Les héros de l’Âge d’Or n’ont donc plus de foyer et émigrent dans les pages d’Adventure Comics #461 à 466, ce qui permet à Levitz de boucler ses intrigues en cours, un peu à marche forcée. Désormais, ils doivent partager la couverture de cette anthologie avec les autres vedettes du sommaire. Un sommaire constitué par Levitz lui-même (précédemment, le titre était supervisé par Joe Orlando), et dont la deuxième de couverture nous montre la première version de l’illustration, ce qui permet de comprendre que la Société de Justice a remplacé Deadman dans l’image, ce dernier étant relégué en bas de la composition.
Levitz continue ses intrigues et choisit de taper fort dès le début en chroniquant l’existence d’un homme disposant d’un pouvoir sensationnel et demandant à parler au commissaire Wayne.
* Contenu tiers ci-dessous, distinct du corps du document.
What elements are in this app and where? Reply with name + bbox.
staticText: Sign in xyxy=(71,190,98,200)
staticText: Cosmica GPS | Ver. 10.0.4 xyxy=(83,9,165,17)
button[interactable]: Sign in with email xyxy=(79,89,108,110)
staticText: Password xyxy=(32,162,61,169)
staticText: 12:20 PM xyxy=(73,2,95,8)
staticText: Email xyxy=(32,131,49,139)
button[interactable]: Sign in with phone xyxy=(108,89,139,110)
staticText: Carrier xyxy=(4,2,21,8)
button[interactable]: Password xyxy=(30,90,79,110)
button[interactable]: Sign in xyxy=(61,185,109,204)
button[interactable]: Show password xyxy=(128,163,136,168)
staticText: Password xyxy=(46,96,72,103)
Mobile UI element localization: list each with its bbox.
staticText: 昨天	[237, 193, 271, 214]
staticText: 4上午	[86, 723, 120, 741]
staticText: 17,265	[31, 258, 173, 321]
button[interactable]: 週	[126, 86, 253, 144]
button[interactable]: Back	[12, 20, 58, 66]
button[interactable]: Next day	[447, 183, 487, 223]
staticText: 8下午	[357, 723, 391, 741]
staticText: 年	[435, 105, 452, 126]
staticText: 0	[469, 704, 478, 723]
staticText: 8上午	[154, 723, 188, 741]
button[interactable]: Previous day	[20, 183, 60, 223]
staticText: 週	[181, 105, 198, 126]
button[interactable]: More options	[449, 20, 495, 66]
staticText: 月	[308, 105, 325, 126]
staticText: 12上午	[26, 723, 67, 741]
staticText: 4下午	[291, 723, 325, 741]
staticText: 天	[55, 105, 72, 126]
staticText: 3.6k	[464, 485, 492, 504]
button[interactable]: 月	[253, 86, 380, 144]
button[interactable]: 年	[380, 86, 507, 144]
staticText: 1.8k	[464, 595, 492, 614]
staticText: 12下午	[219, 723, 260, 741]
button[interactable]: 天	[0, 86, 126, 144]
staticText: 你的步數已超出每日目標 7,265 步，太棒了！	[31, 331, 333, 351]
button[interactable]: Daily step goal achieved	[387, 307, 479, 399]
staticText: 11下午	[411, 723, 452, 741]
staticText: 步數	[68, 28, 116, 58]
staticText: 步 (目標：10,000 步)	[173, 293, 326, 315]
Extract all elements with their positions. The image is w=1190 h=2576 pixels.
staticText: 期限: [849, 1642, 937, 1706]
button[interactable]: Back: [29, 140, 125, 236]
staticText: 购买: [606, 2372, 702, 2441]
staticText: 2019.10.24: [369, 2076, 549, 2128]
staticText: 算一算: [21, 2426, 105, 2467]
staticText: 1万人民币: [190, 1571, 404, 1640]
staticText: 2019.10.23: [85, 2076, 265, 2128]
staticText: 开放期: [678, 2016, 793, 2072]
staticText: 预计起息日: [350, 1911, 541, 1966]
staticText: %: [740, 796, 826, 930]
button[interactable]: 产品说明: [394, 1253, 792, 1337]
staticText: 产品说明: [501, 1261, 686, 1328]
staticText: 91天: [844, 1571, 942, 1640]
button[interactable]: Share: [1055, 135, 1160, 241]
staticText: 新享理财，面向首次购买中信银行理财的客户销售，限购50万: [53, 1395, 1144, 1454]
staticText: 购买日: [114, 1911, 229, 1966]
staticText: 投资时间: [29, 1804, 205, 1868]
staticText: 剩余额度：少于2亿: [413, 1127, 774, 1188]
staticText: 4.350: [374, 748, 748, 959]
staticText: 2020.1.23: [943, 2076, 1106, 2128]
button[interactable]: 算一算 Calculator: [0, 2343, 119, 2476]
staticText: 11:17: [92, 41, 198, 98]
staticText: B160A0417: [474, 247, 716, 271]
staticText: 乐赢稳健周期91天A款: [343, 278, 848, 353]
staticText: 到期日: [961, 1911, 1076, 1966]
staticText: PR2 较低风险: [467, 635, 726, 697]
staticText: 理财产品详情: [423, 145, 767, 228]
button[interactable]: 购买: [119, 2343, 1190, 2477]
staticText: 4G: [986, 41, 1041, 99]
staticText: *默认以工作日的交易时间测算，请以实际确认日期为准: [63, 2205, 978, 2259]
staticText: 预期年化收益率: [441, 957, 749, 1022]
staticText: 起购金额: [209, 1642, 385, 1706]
On imagine que ces épisodes étaient prévus au départ pour All-Star Comics, ce qui laisserait entendre que le scénariste ne prend pas le temps de laisser ses personnages souffler. C’est un peu un défaut de la série, qui laisse l’impression que les aventures n’ont guère de conséquence. Les choses vont changer justement avec cette intrigue qui va mener à l’explosion du nouveau personnage, qui entraîne Bruce Wayne dans la mort.
Étonnamment, il ne préserve pas la surprise, puisque l’événement se trouve en couverture et en première page de l’épisode, qui ouvre le sommaire. On peut sans doute y voir la volonté de marquer le coup et d’attirer le public. La mort de Batman et l’enterrement qui s’ensuit donne lieu à un échange très intéressant entre Helena Wayne et Dick Grayson, la première refusant que le second reprenne le rôle. Chose rare dans la série, un peu d’émotion passe entre les personnages.
L’épisode suivant se penche sur une question restant en suspens après le drame qui vient d’arriver : d’où vient le pouvoir dont disposait l’assaillant ? Dans un chapitre très agréablement encré par Dave Hunt, les héros se frottent à un pouvoir mystique et font corps : l’équipe fonctionne très bien, les ajouts récents, notamment féminins, étant parfaitement intégrés.
Le dernier épisode de ce passage dans Adventure Comics, et qui referme le sommaire du recueil, est composé par un grand flash-back. Huntress raconte à Power Girl pourquoi les héros ont cessé leurs activités au début des années cinquante. En fait, après avoir déjoué un plan d’espions d’une autre nation, ils ont été convoqués devant une commission sénatoriale, qui refuse de croire qu’un autre pays pourrait disposer d’une technologie susceptible d’envoyer une station orbitale dans l’espace. Les politiciens demandent aux héros de dévoiler leurs identités, mais ceux-ci refusent et quittent l’assemblée, renonçant du même coup à leurs activités de justicier.
Très bien servi par un Staton qui s’encre lui-même (il y a encore des dessins bancals, mais ses choix d’encre donne de la vie à ses cases), Levitz pose là un jalon de l’univers DC et de sa continuité. L’épisode sera repris notamment par Roy Thomas et conservé dans les timelines à venir, et sera également une source d’inspiration pour la série Golden Age de James Robinson et Paul Smith.
Les aventures de la Société de Justice prennent fin dans les années 1970. Mais les bases seront posées pour d’autres déclinaisons (notamment la série de Thomas et Ordway), et surtout, Levitz, s’il n’aura pas réussi à rendre palpitantes les aventures, aura imposé des personnages (notamment Huntress) et une continuité qui servira de tremplins à nombre de ses collègues.